Optimization the potential of solution process fluorine passivated zinc oxide electron transport layer for stable InP-quantum dot light emitting diodes

Abstract

The pervasive use of zinc oxide (ZnO) as an electron transport layer in quantum dot (QD) electroluminescent devices is constrained due to its chemical instability with the QD layer and the formation of interface quenching sites. The effect of fluorine passivation of sol-gel processed ZnO in QD light-emitting devices (QLEDs) is investigated in depth. An examination of the interaction between the ZnO surface and fluorine species revealed that the passivation of oxygen vacancies and the formation of stable hydrogen bonds with hydroxyl groups on ZnO surface have a significant influence on the stability and efficiency of the device.
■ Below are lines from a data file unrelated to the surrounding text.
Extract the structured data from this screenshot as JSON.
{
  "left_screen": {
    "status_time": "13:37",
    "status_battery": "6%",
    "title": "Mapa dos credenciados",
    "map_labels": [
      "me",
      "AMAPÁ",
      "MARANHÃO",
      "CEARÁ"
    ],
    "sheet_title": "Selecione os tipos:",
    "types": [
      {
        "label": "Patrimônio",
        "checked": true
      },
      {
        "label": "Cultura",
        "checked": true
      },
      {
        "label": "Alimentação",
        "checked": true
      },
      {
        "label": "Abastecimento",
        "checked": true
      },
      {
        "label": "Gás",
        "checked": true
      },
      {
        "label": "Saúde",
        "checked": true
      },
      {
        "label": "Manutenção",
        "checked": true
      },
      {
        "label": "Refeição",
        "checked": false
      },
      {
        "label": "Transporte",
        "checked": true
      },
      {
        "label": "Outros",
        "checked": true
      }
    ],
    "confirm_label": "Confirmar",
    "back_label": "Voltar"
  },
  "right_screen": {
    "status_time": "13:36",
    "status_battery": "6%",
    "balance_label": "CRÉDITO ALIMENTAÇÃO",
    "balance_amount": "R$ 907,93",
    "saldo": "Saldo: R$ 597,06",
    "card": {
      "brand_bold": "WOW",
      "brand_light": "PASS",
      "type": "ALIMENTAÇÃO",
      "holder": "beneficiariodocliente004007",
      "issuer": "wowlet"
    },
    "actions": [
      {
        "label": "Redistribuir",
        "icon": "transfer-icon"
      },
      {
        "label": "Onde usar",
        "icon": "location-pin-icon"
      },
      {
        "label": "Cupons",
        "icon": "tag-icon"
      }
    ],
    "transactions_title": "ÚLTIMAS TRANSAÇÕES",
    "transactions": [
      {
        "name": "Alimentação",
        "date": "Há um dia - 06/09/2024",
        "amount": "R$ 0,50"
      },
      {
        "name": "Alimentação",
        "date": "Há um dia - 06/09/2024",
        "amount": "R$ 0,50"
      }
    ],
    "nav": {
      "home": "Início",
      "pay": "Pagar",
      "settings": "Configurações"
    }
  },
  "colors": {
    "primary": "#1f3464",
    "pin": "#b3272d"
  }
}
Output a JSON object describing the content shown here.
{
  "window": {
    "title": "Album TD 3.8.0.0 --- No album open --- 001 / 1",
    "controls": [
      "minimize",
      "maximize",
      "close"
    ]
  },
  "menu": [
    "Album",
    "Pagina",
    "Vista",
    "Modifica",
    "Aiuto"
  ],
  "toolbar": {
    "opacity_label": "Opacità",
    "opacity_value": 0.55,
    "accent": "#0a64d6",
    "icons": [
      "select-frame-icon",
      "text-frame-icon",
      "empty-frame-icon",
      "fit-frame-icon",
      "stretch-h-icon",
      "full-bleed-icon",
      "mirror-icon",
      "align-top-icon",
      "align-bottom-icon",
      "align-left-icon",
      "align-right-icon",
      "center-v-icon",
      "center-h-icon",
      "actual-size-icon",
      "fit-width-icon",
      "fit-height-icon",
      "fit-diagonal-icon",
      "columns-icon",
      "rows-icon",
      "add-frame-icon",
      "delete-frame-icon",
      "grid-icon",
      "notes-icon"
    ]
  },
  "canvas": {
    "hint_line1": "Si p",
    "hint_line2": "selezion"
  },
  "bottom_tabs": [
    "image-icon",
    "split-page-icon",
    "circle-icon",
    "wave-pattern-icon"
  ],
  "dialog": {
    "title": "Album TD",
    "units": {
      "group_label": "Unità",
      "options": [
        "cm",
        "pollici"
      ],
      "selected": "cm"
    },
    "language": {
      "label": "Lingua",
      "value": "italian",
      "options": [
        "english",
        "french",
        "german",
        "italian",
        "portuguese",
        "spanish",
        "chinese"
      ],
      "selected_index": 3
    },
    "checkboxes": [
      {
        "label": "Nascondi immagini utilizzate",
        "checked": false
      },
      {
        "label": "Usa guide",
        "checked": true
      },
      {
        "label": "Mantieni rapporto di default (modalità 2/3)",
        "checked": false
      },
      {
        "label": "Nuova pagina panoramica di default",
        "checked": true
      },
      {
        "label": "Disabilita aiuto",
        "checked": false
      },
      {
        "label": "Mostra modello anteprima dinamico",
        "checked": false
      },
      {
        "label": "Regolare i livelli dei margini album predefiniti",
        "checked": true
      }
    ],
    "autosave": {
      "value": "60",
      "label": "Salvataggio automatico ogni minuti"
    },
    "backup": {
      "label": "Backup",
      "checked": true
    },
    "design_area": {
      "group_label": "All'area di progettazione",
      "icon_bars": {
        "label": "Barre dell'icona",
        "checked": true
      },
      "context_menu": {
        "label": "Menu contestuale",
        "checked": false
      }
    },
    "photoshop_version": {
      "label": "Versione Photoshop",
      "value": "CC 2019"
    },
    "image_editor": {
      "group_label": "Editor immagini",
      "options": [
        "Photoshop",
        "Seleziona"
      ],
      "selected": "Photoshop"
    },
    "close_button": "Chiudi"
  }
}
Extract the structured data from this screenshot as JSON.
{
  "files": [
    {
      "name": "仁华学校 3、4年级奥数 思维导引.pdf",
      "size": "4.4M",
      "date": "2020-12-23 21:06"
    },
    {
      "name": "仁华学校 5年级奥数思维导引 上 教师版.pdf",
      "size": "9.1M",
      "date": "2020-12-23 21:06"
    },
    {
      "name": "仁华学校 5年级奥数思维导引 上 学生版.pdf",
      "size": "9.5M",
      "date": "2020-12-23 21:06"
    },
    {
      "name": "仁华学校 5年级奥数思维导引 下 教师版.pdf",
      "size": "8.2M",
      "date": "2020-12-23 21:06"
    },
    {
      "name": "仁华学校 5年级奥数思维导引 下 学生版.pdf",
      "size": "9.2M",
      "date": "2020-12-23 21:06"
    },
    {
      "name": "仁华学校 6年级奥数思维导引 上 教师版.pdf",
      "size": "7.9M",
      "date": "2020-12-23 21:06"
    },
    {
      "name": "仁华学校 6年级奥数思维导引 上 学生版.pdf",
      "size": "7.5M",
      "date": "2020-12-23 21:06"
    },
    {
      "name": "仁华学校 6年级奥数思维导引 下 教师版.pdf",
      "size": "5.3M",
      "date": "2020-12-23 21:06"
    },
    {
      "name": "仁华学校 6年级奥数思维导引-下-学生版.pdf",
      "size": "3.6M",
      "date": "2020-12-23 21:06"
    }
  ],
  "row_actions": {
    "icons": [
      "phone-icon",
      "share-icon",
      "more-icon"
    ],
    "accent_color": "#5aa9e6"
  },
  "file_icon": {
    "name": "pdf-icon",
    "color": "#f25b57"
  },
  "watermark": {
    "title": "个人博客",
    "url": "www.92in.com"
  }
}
Such exceptional functions of fluorine have been found to effectively capture defects at the interface between ZnO and the emissive layer, therefore mitigating the interface quenching sites. The initial fluorination device demonstrated a significant improvement in external quantum efficiency (EQE) from 5.72 % to 20.07 %, and half of the device lifetime (LT50 at an initial luminance of 1500 cd m⁻²) was 286 h. Further passivating the remaining active oxygen on the ZnO surface can extend the stability of the device to 542 h with an EQE of 15.2 %, which is among the longest lifetime reported so far for green InP-QLEDs. Our report offers the possibility of utilizing straightforward and highly effective fluorination by spin-coating technique to attain long-lasting InP-QLED devices with remarkable performance.